I had a six-hour layover at Union Station the other week and put in a few miles north, over to the lake and back. These caught my eye along the way.

How could I resist a genuine CTA access cover? This was by the approach to a bridge, North Orleans and West Kinzie Streets.

These were a block or two east on Hubbard Street. They show that the practice of sidewalk stamping is alive and well.

And brass inserts have a long pedigree in Chicago, if you look at the link in the Other Cities list on my home page. I forget exactly where this is. Oakland doesn’t have these.

City monuments

10 April 2025

These decorate our streets in various places, unannounced. I think these are from Oakland, Emeryville and Berkeley, respectively. They’re used by surveyors.

2015 – Groner

31 March 2025

1177 Steve Dain Drive, Emeryville

You will not find a more obscure street in this town, but “Groner” decorated the fresh concrete with these distinctive marks. It seems to have happened in 2015.

Although I stopped including amateur marks when I was done surveying all of Oakland, this is worthy. Does anyone know who Groner was?

R2I

28 March 2025

1375 55th Street, Emeryville

I’ll call this “R-two-I” until I get a better idea who made it.

1912 – J. Catucci

25 March 2025

5530 Beaudry Street, Emeryville

I haven’t found a Catucci mark in this configuration before. It’s also the oldest one I’ve found.

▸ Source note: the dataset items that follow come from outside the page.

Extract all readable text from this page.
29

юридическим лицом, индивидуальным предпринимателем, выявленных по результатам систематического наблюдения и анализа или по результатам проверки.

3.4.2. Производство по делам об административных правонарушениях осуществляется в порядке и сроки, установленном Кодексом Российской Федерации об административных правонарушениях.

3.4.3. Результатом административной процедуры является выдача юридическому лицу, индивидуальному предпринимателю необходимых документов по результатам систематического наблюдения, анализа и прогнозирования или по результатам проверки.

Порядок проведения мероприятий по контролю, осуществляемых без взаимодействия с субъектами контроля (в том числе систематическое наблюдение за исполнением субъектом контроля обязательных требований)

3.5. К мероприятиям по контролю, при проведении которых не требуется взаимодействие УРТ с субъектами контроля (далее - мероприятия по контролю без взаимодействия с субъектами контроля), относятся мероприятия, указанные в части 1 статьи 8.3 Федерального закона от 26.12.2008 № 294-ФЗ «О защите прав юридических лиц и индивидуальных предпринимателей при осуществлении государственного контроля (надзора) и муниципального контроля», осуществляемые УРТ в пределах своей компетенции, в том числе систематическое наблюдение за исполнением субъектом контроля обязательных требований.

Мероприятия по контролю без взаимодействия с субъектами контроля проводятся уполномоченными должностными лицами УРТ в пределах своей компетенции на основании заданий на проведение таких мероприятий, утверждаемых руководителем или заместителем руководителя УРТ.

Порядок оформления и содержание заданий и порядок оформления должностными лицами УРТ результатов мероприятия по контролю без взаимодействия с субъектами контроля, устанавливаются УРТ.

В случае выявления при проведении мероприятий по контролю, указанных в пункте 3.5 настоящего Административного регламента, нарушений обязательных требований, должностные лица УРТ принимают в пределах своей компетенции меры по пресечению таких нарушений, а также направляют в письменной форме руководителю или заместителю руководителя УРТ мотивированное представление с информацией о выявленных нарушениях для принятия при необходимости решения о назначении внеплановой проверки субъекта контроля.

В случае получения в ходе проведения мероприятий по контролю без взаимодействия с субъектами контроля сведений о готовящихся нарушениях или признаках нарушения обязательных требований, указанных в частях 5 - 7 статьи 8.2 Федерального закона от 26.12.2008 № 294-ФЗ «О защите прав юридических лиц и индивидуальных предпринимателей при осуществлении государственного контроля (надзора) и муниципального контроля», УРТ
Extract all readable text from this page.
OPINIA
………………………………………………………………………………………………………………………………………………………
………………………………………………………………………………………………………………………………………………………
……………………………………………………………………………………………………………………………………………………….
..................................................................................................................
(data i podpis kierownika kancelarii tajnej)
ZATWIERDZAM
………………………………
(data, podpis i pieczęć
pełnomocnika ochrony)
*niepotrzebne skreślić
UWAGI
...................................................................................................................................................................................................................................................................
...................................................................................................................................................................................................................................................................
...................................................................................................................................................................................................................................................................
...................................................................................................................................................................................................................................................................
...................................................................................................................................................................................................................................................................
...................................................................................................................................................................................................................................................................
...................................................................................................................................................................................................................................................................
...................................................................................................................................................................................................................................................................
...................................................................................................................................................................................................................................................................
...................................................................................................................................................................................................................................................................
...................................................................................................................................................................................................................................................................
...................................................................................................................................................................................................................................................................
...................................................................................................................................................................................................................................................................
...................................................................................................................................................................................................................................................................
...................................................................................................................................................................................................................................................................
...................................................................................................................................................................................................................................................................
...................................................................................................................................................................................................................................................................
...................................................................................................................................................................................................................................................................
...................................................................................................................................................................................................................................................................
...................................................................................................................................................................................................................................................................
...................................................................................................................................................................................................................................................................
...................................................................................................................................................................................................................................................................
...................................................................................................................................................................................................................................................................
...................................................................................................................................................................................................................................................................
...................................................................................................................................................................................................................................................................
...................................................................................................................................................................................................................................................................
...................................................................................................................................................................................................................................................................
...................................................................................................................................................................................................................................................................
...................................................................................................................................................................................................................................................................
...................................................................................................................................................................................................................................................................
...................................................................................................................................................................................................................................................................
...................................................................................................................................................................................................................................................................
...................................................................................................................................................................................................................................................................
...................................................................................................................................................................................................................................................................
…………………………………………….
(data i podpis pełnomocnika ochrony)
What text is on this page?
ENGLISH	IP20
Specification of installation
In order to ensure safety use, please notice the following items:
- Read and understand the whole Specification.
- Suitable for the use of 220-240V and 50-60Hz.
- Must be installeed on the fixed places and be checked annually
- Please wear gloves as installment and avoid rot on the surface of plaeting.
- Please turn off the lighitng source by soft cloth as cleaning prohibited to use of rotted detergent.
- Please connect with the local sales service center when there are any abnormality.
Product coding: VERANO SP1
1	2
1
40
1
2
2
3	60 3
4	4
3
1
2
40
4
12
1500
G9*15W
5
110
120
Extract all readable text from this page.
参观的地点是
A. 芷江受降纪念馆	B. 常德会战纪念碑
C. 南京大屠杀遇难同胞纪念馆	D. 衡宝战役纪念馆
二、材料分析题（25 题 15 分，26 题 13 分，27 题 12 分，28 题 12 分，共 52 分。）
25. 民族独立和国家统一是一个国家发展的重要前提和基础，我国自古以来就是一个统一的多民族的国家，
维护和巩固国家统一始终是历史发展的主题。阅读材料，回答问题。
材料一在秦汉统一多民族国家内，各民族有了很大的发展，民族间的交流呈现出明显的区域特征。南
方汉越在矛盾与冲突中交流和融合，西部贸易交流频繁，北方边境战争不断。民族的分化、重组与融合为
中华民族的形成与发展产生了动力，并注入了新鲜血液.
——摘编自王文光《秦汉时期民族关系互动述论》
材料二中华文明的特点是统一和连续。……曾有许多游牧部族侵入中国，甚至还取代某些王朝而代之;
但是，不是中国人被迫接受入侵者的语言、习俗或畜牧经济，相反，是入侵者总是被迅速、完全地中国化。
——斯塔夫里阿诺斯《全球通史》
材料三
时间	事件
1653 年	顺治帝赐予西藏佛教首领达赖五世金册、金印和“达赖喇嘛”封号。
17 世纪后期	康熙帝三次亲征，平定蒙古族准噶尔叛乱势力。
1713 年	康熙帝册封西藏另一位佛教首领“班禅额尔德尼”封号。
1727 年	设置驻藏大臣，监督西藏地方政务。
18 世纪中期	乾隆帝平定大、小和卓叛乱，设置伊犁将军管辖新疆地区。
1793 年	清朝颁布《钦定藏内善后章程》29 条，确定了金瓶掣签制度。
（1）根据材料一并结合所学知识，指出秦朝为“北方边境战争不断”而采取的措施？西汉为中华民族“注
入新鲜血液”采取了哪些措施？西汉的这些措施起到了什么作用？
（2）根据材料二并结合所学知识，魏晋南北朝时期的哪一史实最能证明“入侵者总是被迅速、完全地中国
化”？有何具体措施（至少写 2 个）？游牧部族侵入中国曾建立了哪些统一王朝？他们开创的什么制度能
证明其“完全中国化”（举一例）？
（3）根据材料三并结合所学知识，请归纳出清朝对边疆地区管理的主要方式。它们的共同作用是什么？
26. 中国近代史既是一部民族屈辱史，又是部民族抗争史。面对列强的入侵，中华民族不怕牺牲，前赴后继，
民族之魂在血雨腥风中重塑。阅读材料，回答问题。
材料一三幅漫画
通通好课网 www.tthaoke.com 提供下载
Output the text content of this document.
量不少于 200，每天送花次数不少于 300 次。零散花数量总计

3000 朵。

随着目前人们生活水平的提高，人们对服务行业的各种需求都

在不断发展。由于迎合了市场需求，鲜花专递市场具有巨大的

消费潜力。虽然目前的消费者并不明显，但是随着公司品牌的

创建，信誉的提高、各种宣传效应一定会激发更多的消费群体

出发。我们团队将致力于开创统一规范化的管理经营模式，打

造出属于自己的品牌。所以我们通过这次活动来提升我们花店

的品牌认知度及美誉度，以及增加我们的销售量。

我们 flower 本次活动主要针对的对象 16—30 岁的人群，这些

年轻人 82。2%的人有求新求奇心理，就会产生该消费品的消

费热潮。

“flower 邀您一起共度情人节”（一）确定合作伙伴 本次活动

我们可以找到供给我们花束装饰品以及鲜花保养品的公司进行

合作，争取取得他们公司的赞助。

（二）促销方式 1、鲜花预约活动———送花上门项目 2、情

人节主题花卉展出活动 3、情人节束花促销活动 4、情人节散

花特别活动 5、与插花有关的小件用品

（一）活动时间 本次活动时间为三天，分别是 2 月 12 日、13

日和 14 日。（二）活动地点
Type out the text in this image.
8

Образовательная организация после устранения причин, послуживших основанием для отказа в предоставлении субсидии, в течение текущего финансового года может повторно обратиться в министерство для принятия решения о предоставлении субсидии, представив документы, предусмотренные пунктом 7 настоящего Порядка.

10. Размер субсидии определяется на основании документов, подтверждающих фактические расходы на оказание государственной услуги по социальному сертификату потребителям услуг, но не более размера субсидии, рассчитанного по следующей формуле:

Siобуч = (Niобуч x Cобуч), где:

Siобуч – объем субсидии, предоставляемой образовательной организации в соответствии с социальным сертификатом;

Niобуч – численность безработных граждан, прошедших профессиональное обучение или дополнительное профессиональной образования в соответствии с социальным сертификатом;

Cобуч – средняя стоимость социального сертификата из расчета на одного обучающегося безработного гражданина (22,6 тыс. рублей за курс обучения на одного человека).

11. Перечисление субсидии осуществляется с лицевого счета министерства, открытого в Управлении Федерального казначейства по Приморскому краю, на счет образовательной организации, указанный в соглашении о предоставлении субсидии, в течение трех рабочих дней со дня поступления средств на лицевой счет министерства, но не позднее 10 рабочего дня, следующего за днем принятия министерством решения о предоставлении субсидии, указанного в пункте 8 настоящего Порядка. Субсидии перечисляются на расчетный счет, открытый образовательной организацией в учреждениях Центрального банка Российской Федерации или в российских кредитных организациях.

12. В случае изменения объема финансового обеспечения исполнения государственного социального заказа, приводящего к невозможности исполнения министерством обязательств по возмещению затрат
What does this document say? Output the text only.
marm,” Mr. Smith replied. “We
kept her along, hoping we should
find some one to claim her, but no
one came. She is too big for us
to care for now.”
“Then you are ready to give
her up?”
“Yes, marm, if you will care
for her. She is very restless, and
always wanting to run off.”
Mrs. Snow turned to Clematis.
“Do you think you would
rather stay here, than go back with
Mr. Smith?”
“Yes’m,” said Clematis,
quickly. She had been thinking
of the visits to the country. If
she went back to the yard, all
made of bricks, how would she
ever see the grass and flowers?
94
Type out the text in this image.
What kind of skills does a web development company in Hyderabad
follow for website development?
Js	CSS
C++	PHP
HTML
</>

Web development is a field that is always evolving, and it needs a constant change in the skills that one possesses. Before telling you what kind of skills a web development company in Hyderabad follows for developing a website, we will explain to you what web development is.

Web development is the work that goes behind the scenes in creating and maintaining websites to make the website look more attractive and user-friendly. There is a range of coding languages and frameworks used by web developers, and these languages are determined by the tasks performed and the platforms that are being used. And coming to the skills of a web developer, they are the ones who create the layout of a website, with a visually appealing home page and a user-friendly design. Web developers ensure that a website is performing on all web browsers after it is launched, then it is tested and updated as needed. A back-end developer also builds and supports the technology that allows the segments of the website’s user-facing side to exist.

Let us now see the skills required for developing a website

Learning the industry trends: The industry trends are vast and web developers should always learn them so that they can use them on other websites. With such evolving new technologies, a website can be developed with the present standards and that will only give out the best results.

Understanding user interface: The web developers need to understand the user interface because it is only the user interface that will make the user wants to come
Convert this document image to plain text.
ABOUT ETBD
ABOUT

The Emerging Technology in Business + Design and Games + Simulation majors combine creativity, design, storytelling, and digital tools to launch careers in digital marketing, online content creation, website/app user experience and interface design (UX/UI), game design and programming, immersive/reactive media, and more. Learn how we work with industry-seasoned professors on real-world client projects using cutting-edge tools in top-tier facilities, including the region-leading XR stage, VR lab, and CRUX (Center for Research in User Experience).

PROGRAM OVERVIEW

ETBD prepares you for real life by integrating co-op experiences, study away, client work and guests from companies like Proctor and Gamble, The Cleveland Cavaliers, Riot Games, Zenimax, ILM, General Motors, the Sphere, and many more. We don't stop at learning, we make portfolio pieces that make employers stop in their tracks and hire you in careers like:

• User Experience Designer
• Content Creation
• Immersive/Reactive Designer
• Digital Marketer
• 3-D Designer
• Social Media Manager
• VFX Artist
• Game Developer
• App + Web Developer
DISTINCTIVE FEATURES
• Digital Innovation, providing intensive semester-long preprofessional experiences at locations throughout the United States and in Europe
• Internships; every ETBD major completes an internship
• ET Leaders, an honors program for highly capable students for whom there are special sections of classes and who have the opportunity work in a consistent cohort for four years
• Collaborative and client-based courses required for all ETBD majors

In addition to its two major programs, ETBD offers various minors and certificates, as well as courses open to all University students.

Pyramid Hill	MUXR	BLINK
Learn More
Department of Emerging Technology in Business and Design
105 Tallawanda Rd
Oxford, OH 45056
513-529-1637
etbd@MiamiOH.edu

By the way, this block of Beaudry Street is a trip, a nearly pristine piece of old Emeryville.

Sidewalk maker: Patrick Ryan

23 March 2025

Patrick Joseph Ryan (1868-1929) was born in Turles, Ireland. He emigrated in the late 1880s to Massachusetts, where he married Margaret T. Meade, a daughter of Irish immigrants. They lost three children in infancy but had better luck when they moved west to Oakland in the early 1900s decade, where they lived at 937 26th Street and had two healthy daughters. He became a naturalized citizen in 1918. The Ancient Order of Hibernians, division #2, sponsored a Mass for him when he died. He’s buried in Hayward.

The Oakland directories list him as a cement worker or contractor from 1904 to 1915. In the 1920 census he said he was a street cleaner for the city, and the 1925 directory listed him as a laborer.

His stamp was always a cockeyed thing with missing and misaligned letters. I have recorded dates of 1910, 1912, 1913 and 1914.